Endless Shavasana
Nowhere to go.
Nothing to do.
No one to be.
I say this at the end of every yoga class, right before I allow students several minutes of silence in Shavasana, our final resting pose. Shavasana is often called the most important pose of a yoga practice, the pose we do every single time, and the pose we do not skip. After completing a practice, bending and balancing our body through poses, it would be weird to just clap our hands together at the end, roll up our mat, and walk out of the room.
Shavasana lends our body time to rest, our cells time to integrate, and our mind time to dissolve and absorb all efforts from our practice, before we catapult back into our day.
Now with the country shut down, schools and businesses closed, and orders to stay at home in effect, these words strike eerily close to home, and they slap at my heart center like a bad dream come true. In Shavasana, I welcome the comfort of doing nothing, of going nowhere, and of being no one. I savor the opportunity to rest because I know within minutes I will be back to my daily life and tasks. Today, the words feel ominous and foreboding. Today, the words feel too real, and too drawn out.
What is this endless Shavasana? And what is it here to teach us?
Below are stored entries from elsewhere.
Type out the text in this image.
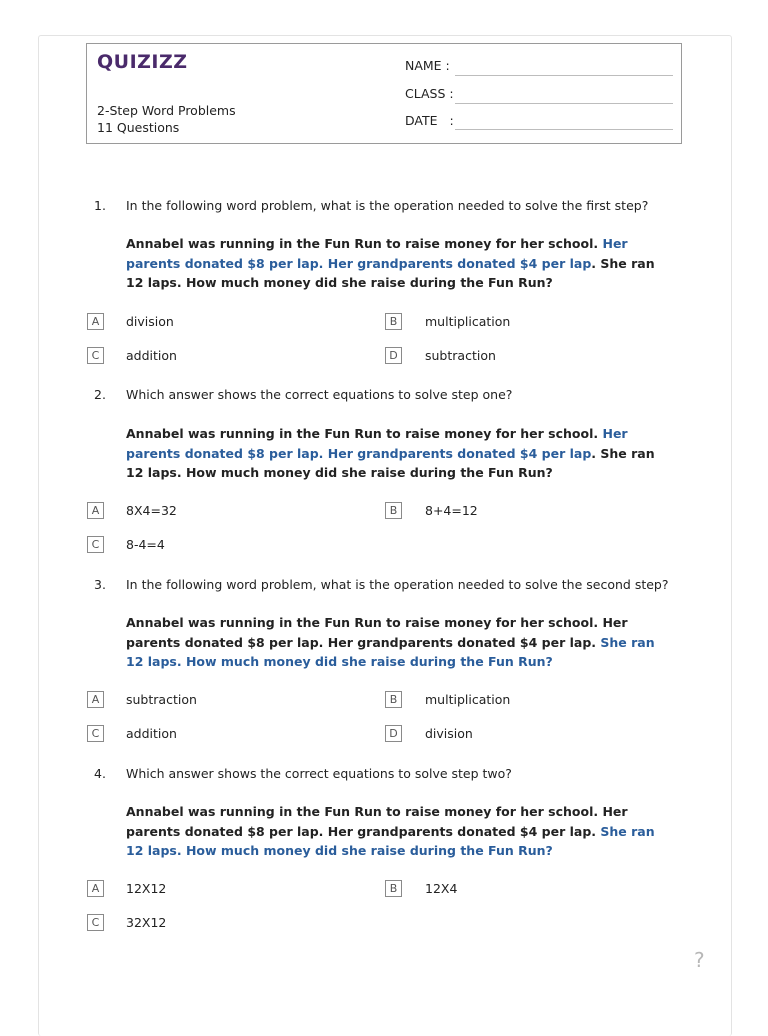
QUIZIZZ
2-Step Word Problems
11 Questions
NAME :
CLASS :
DATE   :
1. In the following word problem, what is the operation needed to solve the first step?
Annabel was running in the Fun Run to raise money for her school. Her parents donated $8 per lap. Her grandparents donated $4 per lap. She ran 12 laps. How much money did she raise during the Fun Run?
A	division	B	multiplication
C	addition	D	subtraction
2. Which answer shows the correct equations to solve step one?
Annabel was running in the Fun Run to raise money for her school. Her parents donated $8 per lap. Her grandparents donated $4 per lap. She ran 12 laps. How much money did she raise during the Fun Run?
A	8X4=32	B	8+4=12
C	8-4=4
3. In the following word problem, what is the operation needed to solve the second step?
Annabel was running in the Fun Run to raise money for her school. Her parents donated $8 per lap. Her grandparents donated $4 per lap. She ran 12 laps. How much money did she raise during the Fun Run?
A	subtraction	B	multiplication
C	addition	D	division
4. Which answer shows the correct equations to solve step two?
Annabel was running in the Fun Run to raise money for her school. Her parents donated $8 per lap. Her grandparents donated $4 per lap. She ran 12 laps. How much money did she raise during the Fun Run?
A	12X12	B	12X4
C	32X12
?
Despite the minimal physical effort it takes to lay flat on my mat, eyes closed, body unmoving, Shavasana has never been an easy pose for me. I squirm and I fidget. I anticipate when we will be allowed to come out. My body is not used to laying still. My mind is not used to being languid and undramatic.
Forcing myself to stay in Shavasana requires a letting go of my conditioned need to do something, to go somewhere, and to be someone.
I offer this phrase to my students because it is a reminder that there is never actually anything to do, anywhere to go, or anyone to be.
The roles, labels, and lifestyles we chase appease our ego mind, but also lure us away from what is real.
What would happen if you let go of the need to be someone? Who would you be? What would happen if you let go of the need to go somewhere, to run to something, to escape, to numb, or to hide?
Maybe nothing would happen. The only thing that has ever happened to me while in Shavasana is at the least, I experience a moment of relaxing silence. And at the most, a soft voice emerges, and whispers a phrase of insight or clarity into my otherwise distracted, unlistening mind.
When we allow ourself to exist free from labels, roles, tasks, and agendas, we allow the true parts of ourself to surface. We allow our body rest because it does so much for us. We allow our mind a break because usually all it ever does is criticize. In a moment of pause, and surrender, we let go of our need to be anyone - other than exactly who we are.
It is a challenge right now not to go, not to do, and not to be. But you are still YOU. All the parts and pieces of you that truly matter are all still there. You still exist. You still hold purpose, simply by the fact that you are alive. Maybe this entire exercise in staying home can be held in sacred space like Shavasana. The world will go back to normal. You will be required to work, manage, schedule, and run again. During this quiet time, let your body rest, and let your soul rise to the surface of your being. Nowhere to go, nothing to do, and no one to be.